ROC curve with 95% confidence intervals using the fixed-width bands method, see Macskassy S. A., Provost F., Rosset S. ROC Confidence Bands: An Empirical Evaluation. In: Proceedings of the 22nd international conference on Machine learning. 2005.
Univariate statistical testing of the features using:
A student t-test
A Welch test
A Wilcoxon test
A Mann-Whitney U test
The uncorrected p-values for all these tests are reported in a single excel sheet. Pick the right test and significance level based on your assumptions. Normally, we make use of the Mann-Whitney U test, as our features do not have to be normally distributed, it’s nonparametric, and assumes independent samples.
Ranking patients from typical to atypical as determined by the model, based on either:
a. The percentage of times a patient was classified correctly when occuring in the test set. Patients always correctly classified can be seen as typical examples; patients always classified incorrectly as atypical. b. The mean posterior of the patient when occuring in the test set.
These measures can only be used in classification. Besides an Excel with the rankings, snapshots of the middle slice of the image + segmentation are saved with the ground truth label and the percentage/posterior in the filename. In this way, one can scroll through the patients from typical to atypical to distinguish a pattern.
A barchart of how often certain features groups were selected in the optimal methods. Only useful when using groupwise feature selection.
By default, only the first evaluation method, e.g. metric computation, is used. The other methods can simply be added to WORC by using the
add_evaluation()
function, either directly in WORC or through the facade:Decomposition of your feature space.
The following decompositions are performed:
Principle Component Analysis (PCA)
Sparse PCA
Kernel PCA: linear kernel
Kernel PCA: polynomial kernel
Kernel PCA: radial basis function kernel
t-SNE
A decomposition can help getting insight into how your dataset can be separated. for example, if the regular PCA shows good separation of your classes, your classes can be split using linear combinations of your features.

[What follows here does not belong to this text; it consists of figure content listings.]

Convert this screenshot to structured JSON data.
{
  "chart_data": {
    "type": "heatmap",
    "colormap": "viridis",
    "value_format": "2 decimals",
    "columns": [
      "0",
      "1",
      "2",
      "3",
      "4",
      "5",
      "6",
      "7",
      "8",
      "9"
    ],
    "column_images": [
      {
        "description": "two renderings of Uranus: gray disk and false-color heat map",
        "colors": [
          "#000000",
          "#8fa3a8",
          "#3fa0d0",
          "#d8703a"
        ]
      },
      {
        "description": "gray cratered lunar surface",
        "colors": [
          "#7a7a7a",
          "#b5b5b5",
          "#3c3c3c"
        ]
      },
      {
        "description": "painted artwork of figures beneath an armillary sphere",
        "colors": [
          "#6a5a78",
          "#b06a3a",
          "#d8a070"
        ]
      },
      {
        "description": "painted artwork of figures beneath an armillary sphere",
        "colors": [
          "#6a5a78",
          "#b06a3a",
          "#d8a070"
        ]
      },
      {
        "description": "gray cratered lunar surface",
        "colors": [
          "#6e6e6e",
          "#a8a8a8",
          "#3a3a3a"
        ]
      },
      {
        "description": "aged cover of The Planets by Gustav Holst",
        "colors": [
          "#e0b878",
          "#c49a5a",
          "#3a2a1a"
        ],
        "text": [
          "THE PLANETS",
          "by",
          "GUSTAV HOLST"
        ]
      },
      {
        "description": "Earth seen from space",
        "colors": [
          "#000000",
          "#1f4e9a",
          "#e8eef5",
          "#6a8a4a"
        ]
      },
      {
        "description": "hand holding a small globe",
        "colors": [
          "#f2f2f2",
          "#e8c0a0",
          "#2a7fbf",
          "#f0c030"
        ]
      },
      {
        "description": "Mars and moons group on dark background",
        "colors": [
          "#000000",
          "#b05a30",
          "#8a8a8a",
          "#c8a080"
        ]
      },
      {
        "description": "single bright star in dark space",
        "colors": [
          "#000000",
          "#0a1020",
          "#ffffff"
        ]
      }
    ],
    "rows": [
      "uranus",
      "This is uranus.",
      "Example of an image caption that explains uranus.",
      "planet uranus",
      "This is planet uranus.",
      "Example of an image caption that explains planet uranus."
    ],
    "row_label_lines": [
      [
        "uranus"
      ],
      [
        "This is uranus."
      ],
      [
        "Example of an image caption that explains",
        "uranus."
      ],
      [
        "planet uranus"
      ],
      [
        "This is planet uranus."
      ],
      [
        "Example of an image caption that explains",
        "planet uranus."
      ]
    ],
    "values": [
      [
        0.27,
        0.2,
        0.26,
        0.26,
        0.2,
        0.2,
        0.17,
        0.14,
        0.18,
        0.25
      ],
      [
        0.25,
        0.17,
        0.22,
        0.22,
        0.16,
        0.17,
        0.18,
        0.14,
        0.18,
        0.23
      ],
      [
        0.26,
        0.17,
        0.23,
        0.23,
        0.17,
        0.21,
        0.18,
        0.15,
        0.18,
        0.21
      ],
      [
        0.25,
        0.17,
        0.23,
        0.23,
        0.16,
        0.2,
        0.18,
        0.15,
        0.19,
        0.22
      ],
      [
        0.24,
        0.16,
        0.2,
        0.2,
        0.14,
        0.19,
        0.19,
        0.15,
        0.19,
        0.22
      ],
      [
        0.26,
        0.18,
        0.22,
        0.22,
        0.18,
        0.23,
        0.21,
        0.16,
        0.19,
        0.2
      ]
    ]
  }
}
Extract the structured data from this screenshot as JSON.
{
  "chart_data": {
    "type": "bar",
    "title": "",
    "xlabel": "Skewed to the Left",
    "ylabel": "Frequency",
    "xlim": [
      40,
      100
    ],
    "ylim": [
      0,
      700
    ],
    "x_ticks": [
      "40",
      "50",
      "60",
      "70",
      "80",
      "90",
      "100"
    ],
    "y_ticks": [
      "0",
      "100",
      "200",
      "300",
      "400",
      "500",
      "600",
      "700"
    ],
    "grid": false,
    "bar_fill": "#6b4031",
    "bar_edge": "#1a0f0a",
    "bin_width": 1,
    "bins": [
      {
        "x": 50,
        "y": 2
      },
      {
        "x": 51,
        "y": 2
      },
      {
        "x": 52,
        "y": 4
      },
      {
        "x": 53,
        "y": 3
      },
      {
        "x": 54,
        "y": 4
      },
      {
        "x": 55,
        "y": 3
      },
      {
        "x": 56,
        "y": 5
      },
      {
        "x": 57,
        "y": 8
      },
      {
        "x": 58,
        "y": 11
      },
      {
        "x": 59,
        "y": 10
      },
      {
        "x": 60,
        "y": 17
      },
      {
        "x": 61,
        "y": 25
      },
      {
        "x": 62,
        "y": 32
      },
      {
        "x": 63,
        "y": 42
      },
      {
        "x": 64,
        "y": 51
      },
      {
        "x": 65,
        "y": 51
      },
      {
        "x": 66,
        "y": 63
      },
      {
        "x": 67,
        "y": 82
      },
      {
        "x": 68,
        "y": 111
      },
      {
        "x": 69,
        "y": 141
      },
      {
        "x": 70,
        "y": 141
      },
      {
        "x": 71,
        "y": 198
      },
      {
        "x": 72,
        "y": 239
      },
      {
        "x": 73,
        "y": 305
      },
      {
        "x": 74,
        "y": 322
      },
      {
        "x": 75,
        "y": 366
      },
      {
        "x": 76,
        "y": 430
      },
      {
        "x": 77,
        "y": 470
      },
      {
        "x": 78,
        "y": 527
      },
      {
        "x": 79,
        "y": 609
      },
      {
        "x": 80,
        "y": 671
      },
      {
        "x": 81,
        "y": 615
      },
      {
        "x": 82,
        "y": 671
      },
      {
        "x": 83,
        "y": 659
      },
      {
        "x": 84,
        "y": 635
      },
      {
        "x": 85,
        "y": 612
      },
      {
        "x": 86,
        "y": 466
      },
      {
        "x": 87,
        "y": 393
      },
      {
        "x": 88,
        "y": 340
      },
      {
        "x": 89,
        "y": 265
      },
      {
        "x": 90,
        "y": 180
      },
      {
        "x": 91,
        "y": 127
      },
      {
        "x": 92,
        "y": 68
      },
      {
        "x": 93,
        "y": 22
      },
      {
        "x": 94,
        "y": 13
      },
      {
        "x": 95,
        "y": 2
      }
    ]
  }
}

To add the evaluation workflow, simply use the add_evaluation
function:
import WORC
experiment = WORC.WORC('somename')
label_type = 'name_of_label_predicted_for_evaluation'
...
experiment.add_evaluation(label_type)
import WORC
from WORC import SimpleWORC
experiment = SimpleWORC('somename')
...
experiment.add_evaluation()
Debugging¶
As WORC is based on fastr, debugging is similar to debugging a fastr pipeline: see therefore also the fastr debugging guidelines.
If you run into any issue, please create an issue on the WORC Github.
Example data¶
For many files used in typical WORC experiments, we provide example data. Some
of these can be found in the exampledata folder within the WORC package:
https://github.com/MStarmans91/WORC/tree/master/WORC/exampledata. To
save memory, for several types the example data is not included, but a script
is provided to create the example data. This script (create_example_data
) can
be found in the exampledata folder as well.